UPDATE 2: And yet another issue when there are windows developers on the team
Here is what's showing up in a windows Gemfile.lock:
nokogiri (1.4.4)
nokogiri (1.4.4-x86-mingw32)
Wow, this is just awesome. Sure makes for easy teamwork and deployment.
I recommend starting to use two techniques with your development and deployment:
Specify version number of gems in your gemfile.
For example:
gem "rails", "3.0.1"
gem "will_paginate", "~> 3.0.pre2"
This way, when you decide you want to update rails, or will_paginate, change the version numbers in your gemfile.
Only update certain gems
Rather than the generic bundler update command, run
bundler update rails
This will only update the rails gem to the newest version, rather than get the latest of all gems.
If you use both 1 & 2, you'll have a happier experience.
Then, simply, don't check your Gemfile.lock into source control. All of the specific problems you listed are solved.
Of course, you are sacrificing the enormous advantage that Bundler gives you over any other dependencies management system.
Just a bit of background, I come from a strong C#/staticly typed background. Therefore I tend to think in terms of .dlls. So if I was working in a project, I'd reference my required dlls and that would be that.

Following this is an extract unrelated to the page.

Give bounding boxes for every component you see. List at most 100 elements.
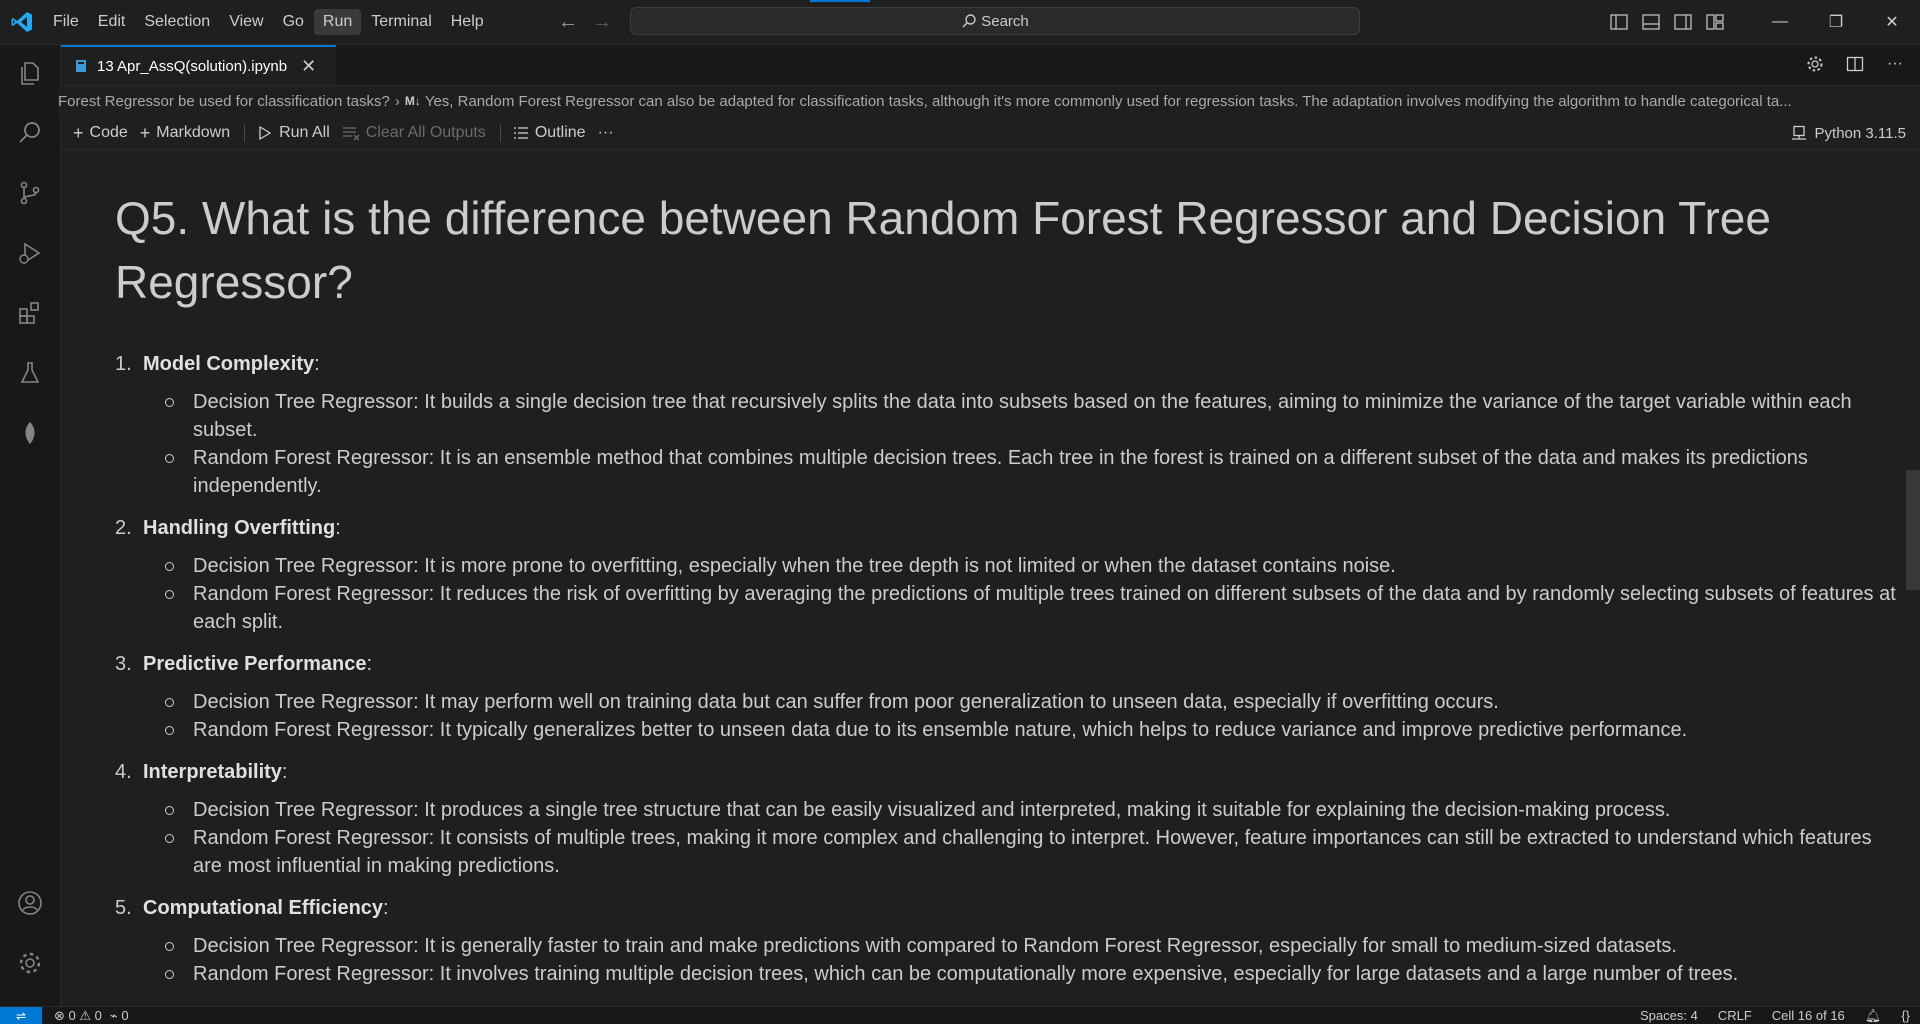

Being new to Ruby and Rails I find I might be doing something wrong. For example, I create a Rails app at home using the gems I have locally. Using a different computer (say a work computer) I attempt to work on the project only to find I'm using different versions of the gems. After carrying out a bundle install I'm back to a working project.
The issue I have with this is that my gem library becomes 'messy'. I end up with several versions of the same gem. Is this the way others work? When using a gem (from a require) will it default to the latest version? I feel as if I'm not managing the dependencies correctly, though as I've mentioned I'm new to the world of Ruby.

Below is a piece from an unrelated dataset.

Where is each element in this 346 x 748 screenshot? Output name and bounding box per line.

Should I just include my dependencies, then perform a bundle install each time I have different/missing dependencies? What happens if I wish to upgrade to a newer version of a gem? Would it be a case of updating the gemfile that bundle uses and getting on with it?

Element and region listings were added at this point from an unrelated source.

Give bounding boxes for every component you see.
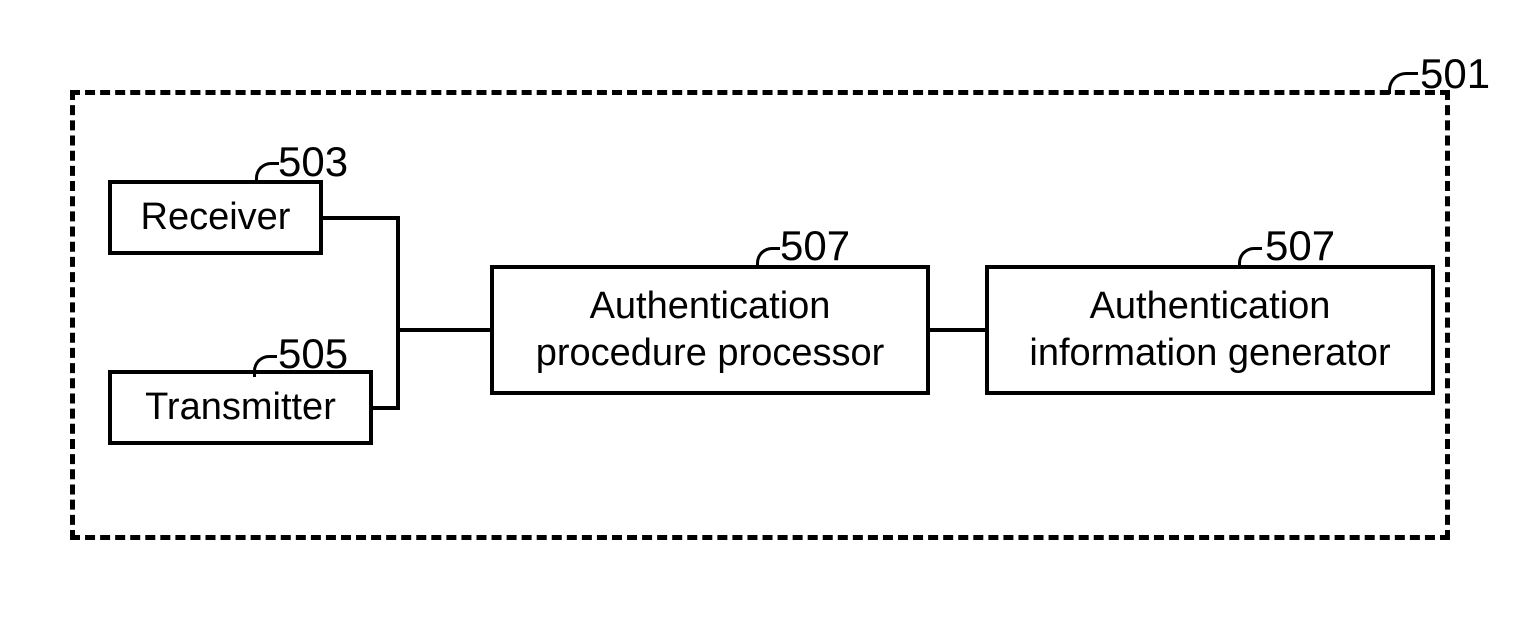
generator-label: Authentication information generator: [1029, 283, 1390, 378]
transmitter-label: Transmitter: [145, 384, 336, 432]
connector-receiver-junction: [323, 216, 400, 220]
processor-label: Authentication procedure processor: [536, 283, 885, 378]
transmitter-ref-label: 505: [278, 330, 348, 378]
connector-vertical-junction: [396, 216, 400, 410]
container-ref-tick: [1388, 72, 1418, 94]
receiver-ref-label: 503: [278, 138, 348, 186]
generator-ref-label: 507: [1265, 222, 1335, 270]
receiver-block: Receiver: [108, 180, 323, 255]
connector-processor-generator: [930, 328, 985, 332]
processor-block: Authentication procedure processor: [490, 265, 930, 395]
processor-ref-label: 507: [780, 222, 850, 270]
generator-block: Authentication information generator: [985, 265, 1435, 395]
transmitter-block: Transmitter: [108, 370, 373, 445]
container-ref-label: 501: [1420, 50, 1490, 98]
connector-junction-processor: [396, 328, 491, 332]
receiver-label: Receiver: [141, 194, 291, 242]
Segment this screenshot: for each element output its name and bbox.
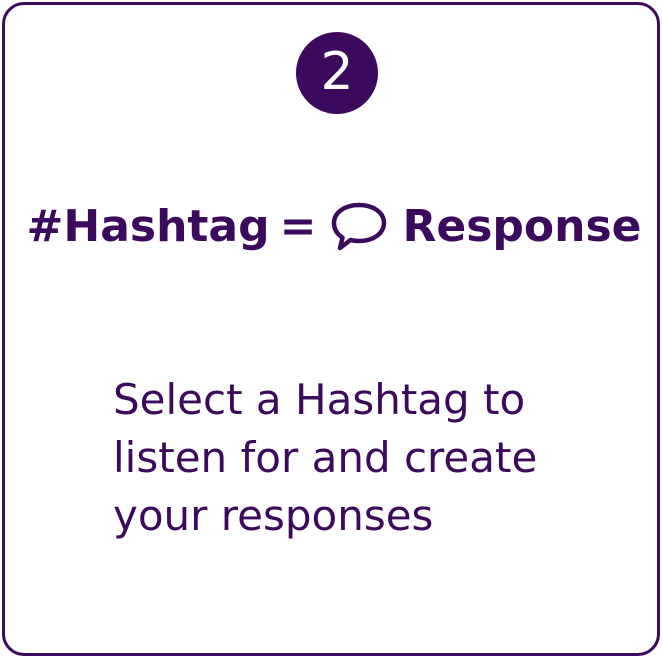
step-badge: 2 [296,32,378,114]
step-number: 2 [320,42,354,102]
headline-response: Response [402,201,642,252]
headline-equals: = [279,201,317,252]
speech-bubble-icon [329,199,389,255]
step-card: 2 #Hashtag = Response Select a Hashtag t… [2,2,660,656]
step-description: Select a Hashtag to listen for and creat… [113,375,538,540]
headline-hashtag: #Hashtag [26,201,270,252]
headline: #Hashtag = Response [5,199,662,255]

Yes, bundler is the way to go to work with dependancies with Ruby on Rails. Why ? First, because it's shipped with it (at least for version 3.0). Second, because it's simple as hell (unlike maven with Java).
A non exhaustive list of feature :
it lets you declare one or many gem repository to fetch gems from
to group your dependencies by environment (development, production...)
to specify version you'd like
and so on. For more on this, check this http://gembundler.com/rationale.html
Regarding your question : yes, bundler will take the latest version available is none is specified.
Also, I would add a disavantage : you cannot specify a gem version depending on the OS. For example, nokogiri has a linux version AND a win version.
The default behaviour when requiring a module in a gem is to assume you want the latest version of the gem if you have more than one installed. You can change this by specifying which version you want in a specific application like this:
gem "rails", "2.3.8"
Before you require anything from the gem. This ensures that this application will use the specified version of the gem, even if a newer one is installed.
You can of course clean out obsolete versions of your installed gems whenever you don't need them again, or if you use bundler consistently: just wipe everything and run bundler again to get just your required gems installed.
Another useful tool is the Ruby Version Manager (RVM), in addition to handling different versions of ruby it provides a feature called gemsets which allows you to isolate different applications or environments from eachother. That is App A can have its separate gemset with all its required gems, and App B have another gemset with only its required gems. This will reduce the clutter in your dependencies quite a bit.